In the flagged_areas table, summary stats mean the following:

  • The "flag" or "yesno" indicators here are population weighted sums, so they show how many people from the analysis live in blockgroups that overlap with the given special type of area, such as non-attainment areas under the Clean Air Act.

  • The "number" indicators are counts for each site in the ejamit()$results_overall table, but here are summarized as what percent of residents overall in the analysis have AT LEAST ONE OR MORE of that type of site in the blockgroup they live in.

  • The "pctno" or % indicators are summarized as what % of the residents analyzed lack the critical service.

Details

This is the function that takes the doaggregate() results and calculates even more summary statistics, notably to characterize the distribution of indicator values across people and across sites, as percentile of analyzed people and percentile of analyzed sites, etc.

It can be expanded to provide other summary stats by adding those other formulas to this code.

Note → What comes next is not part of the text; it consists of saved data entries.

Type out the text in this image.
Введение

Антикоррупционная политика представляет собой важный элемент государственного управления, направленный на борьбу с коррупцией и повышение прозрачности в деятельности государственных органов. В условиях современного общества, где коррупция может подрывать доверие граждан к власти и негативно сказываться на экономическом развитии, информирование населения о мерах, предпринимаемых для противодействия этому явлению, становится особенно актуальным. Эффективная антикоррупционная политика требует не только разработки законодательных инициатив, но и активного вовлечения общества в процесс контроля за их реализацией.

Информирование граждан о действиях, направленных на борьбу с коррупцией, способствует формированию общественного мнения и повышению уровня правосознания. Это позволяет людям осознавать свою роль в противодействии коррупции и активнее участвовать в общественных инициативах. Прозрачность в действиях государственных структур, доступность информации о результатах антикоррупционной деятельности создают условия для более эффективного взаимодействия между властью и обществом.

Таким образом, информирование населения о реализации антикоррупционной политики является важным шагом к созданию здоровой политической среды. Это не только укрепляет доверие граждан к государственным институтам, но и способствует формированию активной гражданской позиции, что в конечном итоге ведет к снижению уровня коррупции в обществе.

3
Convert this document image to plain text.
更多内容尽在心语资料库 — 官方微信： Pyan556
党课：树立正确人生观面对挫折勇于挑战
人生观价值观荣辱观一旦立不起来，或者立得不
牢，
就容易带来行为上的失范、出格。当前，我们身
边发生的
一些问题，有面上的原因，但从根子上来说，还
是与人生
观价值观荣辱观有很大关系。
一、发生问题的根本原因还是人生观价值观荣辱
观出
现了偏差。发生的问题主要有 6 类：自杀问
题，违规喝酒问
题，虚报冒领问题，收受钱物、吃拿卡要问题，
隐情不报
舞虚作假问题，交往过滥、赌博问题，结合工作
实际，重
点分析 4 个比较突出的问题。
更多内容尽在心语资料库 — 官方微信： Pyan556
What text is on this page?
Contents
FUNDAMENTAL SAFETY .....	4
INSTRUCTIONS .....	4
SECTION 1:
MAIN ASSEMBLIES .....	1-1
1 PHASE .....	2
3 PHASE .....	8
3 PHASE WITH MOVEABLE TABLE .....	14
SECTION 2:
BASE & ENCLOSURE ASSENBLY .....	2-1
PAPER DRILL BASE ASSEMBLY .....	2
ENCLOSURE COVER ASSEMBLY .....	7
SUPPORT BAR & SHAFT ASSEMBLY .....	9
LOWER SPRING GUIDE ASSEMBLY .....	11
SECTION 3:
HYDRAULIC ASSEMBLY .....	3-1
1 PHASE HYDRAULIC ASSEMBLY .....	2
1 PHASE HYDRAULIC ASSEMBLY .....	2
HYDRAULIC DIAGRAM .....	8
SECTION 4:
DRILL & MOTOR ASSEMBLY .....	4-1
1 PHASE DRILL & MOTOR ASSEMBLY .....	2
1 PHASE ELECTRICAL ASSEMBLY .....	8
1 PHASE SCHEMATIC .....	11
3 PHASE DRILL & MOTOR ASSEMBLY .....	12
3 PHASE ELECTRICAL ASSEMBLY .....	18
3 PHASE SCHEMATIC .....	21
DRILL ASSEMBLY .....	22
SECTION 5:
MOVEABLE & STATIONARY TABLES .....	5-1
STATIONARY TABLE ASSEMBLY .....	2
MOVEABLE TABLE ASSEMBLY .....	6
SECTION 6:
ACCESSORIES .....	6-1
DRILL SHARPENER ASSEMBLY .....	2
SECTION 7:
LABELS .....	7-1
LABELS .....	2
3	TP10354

Note it can provide population-weighted summary stats only for the indicators found in popstats, which is fewer than those in sitestats, since doaggregate() or ejamit() did not provide various extra indicators in the very large results_bybg_people table. The parameter sitestats but not popstats has the ratios and pctiles (and US/State averages) of indicators, plus "bgid" "bgwt" and "valid" "invalid_msg" So this function cannot show, e.g., the median analyzed person's ratio of local score to US average, and cannot say the Demog. Index US percentile was at least X% of people nationwide among the top 10% of people analyzed.